IMG_3153La Possession. Les Délices du Moulin Joli. Un restaurant à caser dans la catégorie des lieux de rendez-vous du midi pour les personnes qui travaillent dans le quartier, comme il en existe partout sur l’île. Et plus si affinités, car l’on y organise aussi des soirées et autres événements privés ou familiaux. La surface conséquente qui dénombre déjà 150 couverts les midis ordinaires, autorise les grosses fêtes. Le parking est également spacieux, bien que passablement poussiéreux et caillouteux.

Nous débarquons là par hasard, passé midi de peu. On nous accueille très poliment, et nous prenons une table chez les non fumeurs. De toute manière la terrasse abritée sous chapiteaux est assez vaste et ventilée pour le pas trop subir les fumées cancérigènes des suceurs de clous de cercueil.

Une pression, et nous nous intéressons au buffet à volonté, politique choisie par l’établissement. Sept salades diverses et un gratin de chou-fleur se posent pour les entrées, avec quelques amuse-gueules comme des nems au poulet et des samoussas bien frits, moulus fins, pas trop gras. Vous pouvez aussi passer directement aux caris.
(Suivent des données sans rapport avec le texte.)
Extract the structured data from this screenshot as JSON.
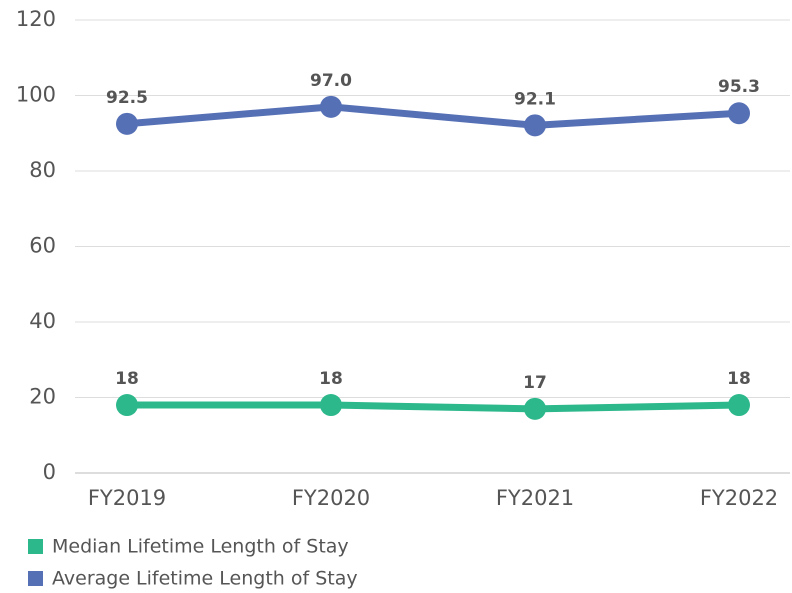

Dix plats de résistance attendent. Aujourd’hui, entre autres : poulet au citron, massalé d’agneau, cari de dorade, cari coq estampillé «fermier», rougail saucisses, et une étrangeté nommée « agneau-poulet et merguez mouton au poivre vert » …

Tout cela est accompagné au choix de riz blanc ou riz jaune, plus deux rougails. De quoi faire baigner les dents du fond. Voyons tout de suite si la qualité est aussi au rendez-vous.
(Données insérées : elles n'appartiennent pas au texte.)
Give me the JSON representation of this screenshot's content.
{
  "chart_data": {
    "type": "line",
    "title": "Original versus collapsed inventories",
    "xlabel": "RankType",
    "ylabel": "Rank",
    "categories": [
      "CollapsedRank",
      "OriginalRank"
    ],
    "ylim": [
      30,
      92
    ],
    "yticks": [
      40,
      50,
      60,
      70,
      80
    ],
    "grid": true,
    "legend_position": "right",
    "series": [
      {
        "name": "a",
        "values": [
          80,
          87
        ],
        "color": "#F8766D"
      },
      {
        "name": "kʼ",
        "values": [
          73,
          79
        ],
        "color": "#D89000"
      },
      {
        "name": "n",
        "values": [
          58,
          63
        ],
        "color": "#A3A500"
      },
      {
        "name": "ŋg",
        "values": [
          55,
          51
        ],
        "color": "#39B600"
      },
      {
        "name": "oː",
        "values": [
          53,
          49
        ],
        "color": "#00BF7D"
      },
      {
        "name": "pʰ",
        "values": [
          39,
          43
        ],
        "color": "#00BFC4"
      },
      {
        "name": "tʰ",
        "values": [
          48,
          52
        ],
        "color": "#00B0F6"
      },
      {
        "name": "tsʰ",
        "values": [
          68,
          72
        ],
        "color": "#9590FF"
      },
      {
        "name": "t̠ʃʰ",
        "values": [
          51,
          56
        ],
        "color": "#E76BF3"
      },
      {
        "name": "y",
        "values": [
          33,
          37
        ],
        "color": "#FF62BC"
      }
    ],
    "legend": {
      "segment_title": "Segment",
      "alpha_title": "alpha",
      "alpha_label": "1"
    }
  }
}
IMG_3137Le coq, en tout cas, a bien l’air de ce qu’il prétend : fermier. La chair tient bien à l’os, et le couteau standard fourni est à la peine. La mâche est bonne, mais nous nous laissons dire que quelques minutes de cuisson supplémentaires n’auraient pas fait de mal. La saveur est honnête, mais manque de punch, et si l’on espère que la sauce aide un peu, c’est raté. En effet, cette dernière est salée juste au-delà du raisonnable pour les palais éduqués au sel éthique. Les autres n’y verront que du feu. à la place, nous aurions aimé un thym plus présent sur un croûtage d’épices efficace. Globalement, on a l’impression que sauce et viande se regardent en chien de faïence au lieu de s’épouser.

L’agneau massalé suit le même chemin. Sur cette viande cuite tendre le massalé s’exprimerait mieux, de concert avec le caloupilé, si le sel ne venait pas mettre la zizanie. 

Le poulet au citron est un ton au-dessus. Sans doute l’acidité parfumée de l’agrume compense-t-elle quelque peu le…sel ! Toujours est-il que le poulet s’en sort mieux que le réveil de basse-cour susmentionné, bien accompagné d’émincés de concombre dans une sauce épaissie riche en sensations gustatives appuyées par le mordant des tranches de citron.

Nous terminons l’assiette par l’étrangeté. Drôle de plat en effet que ce poulet-agneau-merguez au poivre vert, tout imbibé de sa sauce à la crème. Il ne fait pas exception à la règle : son sel est bavard. Néanmoins, le plat est assez urbain pour nous procurer du plaisir. Le poivre vert, sévère, saute au nez et au palais sans faire semblant, tout en se mariant assez bien avec l’agneau (surgelé, mais bon), et les merguez de caractére. Ce n’est pas un plat pour les mauviettes, mais pour des badass habillé(e)s en cuir, bottes jusqu’aux genoux et munitions en bandoulière. Vous voyez le genre ?

Tout cela est bel et bon, mais en définitive nous nous interrogeons sur la pertinence du poulet dans cette histoire. Quitte à donner dans le puissant, une pintade fournirait plus de répondant aux ovins. Après tout ce sel, heureusement que l’eau vint.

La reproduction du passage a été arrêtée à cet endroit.